Current resting-state network analysis often looks for coherent spontaneous BOLD signal fluctuations at frequencies below 0.1 Hz in a multiple-minutes scan. However hemodynamic signal variation can occur at a faster rate, causing changes in functional connectivity at a smaller time scale. In this study we proposed to use MREG technique to increase the temporal resolution of resting-state fMRI. A three-dimensional single-shot concentric shells trajectory was used instead of conventional EPI, with a TR of 100 ms and a nominal spatial resolution of 4 × 4 × 4 mm(3). With this high sampling rate we were able to resolve frequency components up to 5 Hz, which prevents major physiological noises from aliasing with the BOLD signal of interest. We used a sliding-window method on signal components at different frequency bands, to look at the non-stationary connectivity maps over the course of each scan session. The aim of the study paradigm was to specifically observe visual and motor resting-state networks. Preliminary results have found corresponding networks at frequencies above 0.1 Hz. These networks at higher frequencies showed better stability in both spatial and temporal dimensions from the sliding-window analysis of the time series, which suggests the potential of using high temporal resolution MREG sequences to track dynamic resting-state networks at sub-minute time scale.

Single shot concentric shells trajectories for ultra fast fMRI.

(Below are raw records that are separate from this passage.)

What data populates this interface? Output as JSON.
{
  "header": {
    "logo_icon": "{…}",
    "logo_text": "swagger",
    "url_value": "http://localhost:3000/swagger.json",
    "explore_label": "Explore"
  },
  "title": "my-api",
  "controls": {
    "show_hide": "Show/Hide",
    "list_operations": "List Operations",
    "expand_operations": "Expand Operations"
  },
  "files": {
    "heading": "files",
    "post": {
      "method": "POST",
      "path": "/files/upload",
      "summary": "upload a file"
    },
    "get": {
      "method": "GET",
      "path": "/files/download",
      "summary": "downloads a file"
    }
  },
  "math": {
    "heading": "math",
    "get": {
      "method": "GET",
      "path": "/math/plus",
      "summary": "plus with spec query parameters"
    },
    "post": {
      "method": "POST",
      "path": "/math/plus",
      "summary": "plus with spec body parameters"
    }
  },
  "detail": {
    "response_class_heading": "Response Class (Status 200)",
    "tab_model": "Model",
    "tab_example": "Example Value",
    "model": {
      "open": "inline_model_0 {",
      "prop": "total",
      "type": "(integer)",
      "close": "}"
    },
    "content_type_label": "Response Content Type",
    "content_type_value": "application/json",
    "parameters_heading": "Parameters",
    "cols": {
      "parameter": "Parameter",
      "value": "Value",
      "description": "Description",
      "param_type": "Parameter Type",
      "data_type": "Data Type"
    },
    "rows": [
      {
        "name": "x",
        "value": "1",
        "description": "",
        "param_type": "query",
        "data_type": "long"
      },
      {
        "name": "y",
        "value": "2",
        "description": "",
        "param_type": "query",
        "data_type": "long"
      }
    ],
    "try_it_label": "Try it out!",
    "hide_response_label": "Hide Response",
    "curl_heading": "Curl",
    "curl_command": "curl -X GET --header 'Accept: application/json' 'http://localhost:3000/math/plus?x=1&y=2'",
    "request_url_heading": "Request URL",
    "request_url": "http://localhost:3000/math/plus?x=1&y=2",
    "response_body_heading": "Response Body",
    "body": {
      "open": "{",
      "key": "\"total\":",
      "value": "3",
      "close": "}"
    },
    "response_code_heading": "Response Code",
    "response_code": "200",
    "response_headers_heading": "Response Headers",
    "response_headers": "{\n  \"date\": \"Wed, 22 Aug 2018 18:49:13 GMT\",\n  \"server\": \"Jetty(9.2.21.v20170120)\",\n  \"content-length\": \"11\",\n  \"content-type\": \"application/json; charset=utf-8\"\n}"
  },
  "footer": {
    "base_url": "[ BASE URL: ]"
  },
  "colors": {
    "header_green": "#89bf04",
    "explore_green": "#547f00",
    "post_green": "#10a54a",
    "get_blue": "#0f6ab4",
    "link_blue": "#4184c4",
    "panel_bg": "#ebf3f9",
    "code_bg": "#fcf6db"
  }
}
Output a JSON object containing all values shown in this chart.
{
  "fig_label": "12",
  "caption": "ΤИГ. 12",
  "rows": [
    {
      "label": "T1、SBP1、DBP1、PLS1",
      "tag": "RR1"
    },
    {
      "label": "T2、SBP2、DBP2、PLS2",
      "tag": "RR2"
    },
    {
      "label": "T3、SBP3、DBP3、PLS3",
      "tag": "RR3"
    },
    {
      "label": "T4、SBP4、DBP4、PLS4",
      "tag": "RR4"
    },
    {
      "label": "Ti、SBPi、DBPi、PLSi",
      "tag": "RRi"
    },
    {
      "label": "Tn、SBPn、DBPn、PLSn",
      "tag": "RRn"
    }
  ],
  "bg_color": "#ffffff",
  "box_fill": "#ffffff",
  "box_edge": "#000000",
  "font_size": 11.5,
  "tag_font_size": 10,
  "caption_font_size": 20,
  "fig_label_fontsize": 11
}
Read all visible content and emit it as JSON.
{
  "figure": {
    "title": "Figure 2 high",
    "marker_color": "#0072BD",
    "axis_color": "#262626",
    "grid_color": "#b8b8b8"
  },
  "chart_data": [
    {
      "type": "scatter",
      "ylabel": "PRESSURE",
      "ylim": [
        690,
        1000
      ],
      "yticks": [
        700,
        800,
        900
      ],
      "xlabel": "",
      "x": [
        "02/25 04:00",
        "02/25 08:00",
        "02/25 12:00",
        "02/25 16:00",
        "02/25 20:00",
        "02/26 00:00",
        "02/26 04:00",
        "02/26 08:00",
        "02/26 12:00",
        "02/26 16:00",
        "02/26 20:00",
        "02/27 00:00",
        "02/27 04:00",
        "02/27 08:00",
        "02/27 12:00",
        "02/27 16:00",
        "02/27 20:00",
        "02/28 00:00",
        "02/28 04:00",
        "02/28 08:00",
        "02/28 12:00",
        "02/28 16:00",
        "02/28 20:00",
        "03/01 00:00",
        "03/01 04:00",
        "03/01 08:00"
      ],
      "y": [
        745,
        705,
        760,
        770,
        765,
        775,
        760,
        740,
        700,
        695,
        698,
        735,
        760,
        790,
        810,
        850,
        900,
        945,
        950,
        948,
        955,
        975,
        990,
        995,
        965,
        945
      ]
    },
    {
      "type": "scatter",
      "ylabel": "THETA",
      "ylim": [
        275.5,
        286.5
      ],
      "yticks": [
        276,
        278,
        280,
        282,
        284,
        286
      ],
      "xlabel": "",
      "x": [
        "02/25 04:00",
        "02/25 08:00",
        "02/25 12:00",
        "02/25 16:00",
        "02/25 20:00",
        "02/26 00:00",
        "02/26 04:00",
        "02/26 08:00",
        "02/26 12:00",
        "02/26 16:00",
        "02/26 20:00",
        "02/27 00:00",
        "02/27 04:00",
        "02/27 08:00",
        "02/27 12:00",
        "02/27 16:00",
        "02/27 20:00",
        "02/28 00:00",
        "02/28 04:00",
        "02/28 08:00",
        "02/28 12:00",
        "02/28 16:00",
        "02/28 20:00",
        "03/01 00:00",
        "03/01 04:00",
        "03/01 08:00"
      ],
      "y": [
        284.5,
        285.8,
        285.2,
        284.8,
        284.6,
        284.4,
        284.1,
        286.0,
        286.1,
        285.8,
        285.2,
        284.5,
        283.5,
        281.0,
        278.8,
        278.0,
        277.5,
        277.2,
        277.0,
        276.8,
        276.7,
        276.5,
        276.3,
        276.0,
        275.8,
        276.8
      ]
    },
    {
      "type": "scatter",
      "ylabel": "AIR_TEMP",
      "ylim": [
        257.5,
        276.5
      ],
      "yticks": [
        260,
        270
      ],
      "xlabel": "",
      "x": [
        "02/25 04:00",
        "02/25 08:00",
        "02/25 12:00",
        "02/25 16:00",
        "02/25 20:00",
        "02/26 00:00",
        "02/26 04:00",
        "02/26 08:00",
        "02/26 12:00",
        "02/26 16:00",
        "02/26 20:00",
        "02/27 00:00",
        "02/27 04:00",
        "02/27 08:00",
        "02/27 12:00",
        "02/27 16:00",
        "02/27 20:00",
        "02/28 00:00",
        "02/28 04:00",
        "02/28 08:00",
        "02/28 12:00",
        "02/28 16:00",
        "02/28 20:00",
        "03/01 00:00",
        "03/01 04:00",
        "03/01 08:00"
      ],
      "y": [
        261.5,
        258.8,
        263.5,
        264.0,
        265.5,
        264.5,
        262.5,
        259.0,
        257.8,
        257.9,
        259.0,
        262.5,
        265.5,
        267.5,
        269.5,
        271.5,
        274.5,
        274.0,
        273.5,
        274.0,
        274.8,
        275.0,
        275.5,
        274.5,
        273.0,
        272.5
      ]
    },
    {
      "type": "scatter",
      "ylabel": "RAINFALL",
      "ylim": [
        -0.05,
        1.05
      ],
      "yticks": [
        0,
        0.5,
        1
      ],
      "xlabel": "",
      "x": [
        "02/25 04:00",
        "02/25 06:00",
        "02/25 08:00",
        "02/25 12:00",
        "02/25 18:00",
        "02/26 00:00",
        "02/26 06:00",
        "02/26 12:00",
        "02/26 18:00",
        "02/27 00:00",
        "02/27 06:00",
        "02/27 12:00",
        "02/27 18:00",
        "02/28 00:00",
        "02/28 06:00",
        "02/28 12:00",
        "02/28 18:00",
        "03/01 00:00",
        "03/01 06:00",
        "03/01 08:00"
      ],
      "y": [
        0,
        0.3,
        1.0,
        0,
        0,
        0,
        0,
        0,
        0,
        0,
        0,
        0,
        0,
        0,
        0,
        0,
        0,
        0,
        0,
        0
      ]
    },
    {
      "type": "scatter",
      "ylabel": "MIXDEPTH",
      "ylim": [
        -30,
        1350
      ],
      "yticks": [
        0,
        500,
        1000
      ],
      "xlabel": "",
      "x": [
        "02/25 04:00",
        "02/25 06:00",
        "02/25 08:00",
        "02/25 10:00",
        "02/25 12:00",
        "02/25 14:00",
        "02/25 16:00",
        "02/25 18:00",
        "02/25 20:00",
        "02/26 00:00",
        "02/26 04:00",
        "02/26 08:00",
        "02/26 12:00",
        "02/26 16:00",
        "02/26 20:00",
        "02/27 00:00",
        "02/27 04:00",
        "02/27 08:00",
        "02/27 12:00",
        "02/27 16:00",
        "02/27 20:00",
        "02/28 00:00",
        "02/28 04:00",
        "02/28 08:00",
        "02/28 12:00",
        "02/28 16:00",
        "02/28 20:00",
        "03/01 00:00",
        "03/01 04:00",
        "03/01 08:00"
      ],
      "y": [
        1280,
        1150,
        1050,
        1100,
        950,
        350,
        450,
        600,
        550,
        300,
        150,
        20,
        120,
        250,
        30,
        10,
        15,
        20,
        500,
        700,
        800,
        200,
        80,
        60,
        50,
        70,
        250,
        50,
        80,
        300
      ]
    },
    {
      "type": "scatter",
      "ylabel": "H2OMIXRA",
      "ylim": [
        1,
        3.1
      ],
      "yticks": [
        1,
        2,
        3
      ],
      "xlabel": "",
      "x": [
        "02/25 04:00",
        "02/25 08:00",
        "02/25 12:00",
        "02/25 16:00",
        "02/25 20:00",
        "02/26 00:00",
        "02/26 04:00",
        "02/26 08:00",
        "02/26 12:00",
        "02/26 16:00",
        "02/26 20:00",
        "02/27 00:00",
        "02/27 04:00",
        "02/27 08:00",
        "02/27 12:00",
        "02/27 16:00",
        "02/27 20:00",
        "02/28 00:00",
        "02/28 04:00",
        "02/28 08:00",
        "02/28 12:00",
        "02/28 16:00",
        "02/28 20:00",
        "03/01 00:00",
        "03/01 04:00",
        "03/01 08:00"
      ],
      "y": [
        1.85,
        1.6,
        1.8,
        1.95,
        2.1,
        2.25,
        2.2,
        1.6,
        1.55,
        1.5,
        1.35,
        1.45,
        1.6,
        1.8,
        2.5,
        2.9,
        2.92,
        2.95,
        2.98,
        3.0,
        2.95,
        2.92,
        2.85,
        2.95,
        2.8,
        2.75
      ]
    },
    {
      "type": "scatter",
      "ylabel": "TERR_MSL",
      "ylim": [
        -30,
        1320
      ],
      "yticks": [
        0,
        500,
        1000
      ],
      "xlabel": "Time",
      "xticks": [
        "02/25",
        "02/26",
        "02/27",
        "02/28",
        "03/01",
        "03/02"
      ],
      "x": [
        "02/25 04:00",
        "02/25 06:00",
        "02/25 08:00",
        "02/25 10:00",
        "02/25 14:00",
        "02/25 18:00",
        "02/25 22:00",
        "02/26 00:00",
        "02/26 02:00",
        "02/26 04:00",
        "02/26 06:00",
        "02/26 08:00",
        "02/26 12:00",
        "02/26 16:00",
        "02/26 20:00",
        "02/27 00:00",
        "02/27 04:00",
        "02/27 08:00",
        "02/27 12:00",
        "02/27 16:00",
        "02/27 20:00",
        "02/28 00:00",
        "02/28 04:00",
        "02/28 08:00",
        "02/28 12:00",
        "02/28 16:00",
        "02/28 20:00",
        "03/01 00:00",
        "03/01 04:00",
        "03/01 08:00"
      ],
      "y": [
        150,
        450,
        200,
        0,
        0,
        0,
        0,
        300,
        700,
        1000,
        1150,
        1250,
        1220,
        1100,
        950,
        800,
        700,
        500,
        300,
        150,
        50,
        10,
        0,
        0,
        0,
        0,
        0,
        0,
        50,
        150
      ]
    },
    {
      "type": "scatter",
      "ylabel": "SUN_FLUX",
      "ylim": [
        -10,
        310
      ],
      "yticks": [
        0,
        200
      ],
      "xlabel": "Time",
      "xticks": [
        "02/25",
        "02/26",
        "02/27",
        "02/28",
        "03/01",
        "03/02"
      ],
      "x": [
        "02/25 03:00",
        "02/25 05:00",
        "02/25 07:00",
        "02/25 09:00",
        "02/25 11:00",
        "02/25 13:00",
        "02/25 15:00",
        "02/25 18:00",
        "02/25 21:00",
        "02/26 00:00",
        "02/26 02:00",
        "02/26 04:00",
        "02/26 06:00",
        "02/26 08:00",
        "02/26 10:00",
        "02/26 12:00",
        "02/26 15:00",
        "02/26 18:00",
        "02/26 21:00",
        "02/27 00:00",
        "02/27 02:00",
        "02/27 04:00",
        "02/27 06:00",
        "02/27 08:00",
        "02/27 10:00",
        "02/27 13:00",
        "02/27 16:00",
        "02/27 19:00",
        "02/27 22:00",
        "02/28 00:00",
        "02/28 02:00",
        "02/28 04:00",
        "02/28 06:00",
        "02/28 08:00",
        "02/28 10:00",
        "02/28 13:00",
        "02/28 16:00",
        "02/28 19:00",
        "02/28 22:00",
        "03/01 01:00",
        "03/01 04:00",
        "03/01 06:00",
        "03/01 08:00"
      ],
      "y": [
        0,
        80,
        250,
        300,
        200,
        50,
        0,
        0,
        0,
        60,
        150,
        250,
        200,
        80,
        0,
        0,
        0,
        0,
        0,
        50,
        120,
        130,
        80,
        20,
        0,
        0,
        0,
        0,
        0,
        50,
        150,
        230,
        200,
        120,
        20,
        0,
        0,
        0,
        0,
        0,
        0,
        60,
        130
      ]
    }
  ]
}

MR-encephalography is a technique that allows real-time observation of functional changes in the brain with a time-resolution of 100 ms. The high sampling rate is enabled by the use of undersampled image acquisition with regularized reconstruction. The article describes a novel imaging method for fast three-dimensional-MR-encephalography whole brain coverage based on undersampled, single-shot concentric shells trajectories and the use of multiple small receiver coils. The technique allows the observation of changes in blood oxygenation level dependent signal as a measure of brain physiology at very high temporal resolution.

Fast undersampled functional magnetic resonance imaging using nonlinear regularized parallel image reconstruction.

In this article we aim at improving the performance of whole brain functional imaging at very high temporal resolution (100 ms or less). This is achieved by utilizing a nonlinear regularized parallel image reconstruction scheme, where the penalty term of the cost function is set to the L(1)-norm measured in some transform domain. This type of image reconstruction has gained much attention recently due to its application in compressed sensing and has proven to yield superior spatial resolution and image quality over e.g. Tikhonov regularized image reconstruction. We demonstrate that by using nonlinear regularization it is possible to more accurately localize brain activation from highly undersampled k-space data at the expense of an increase in computation time.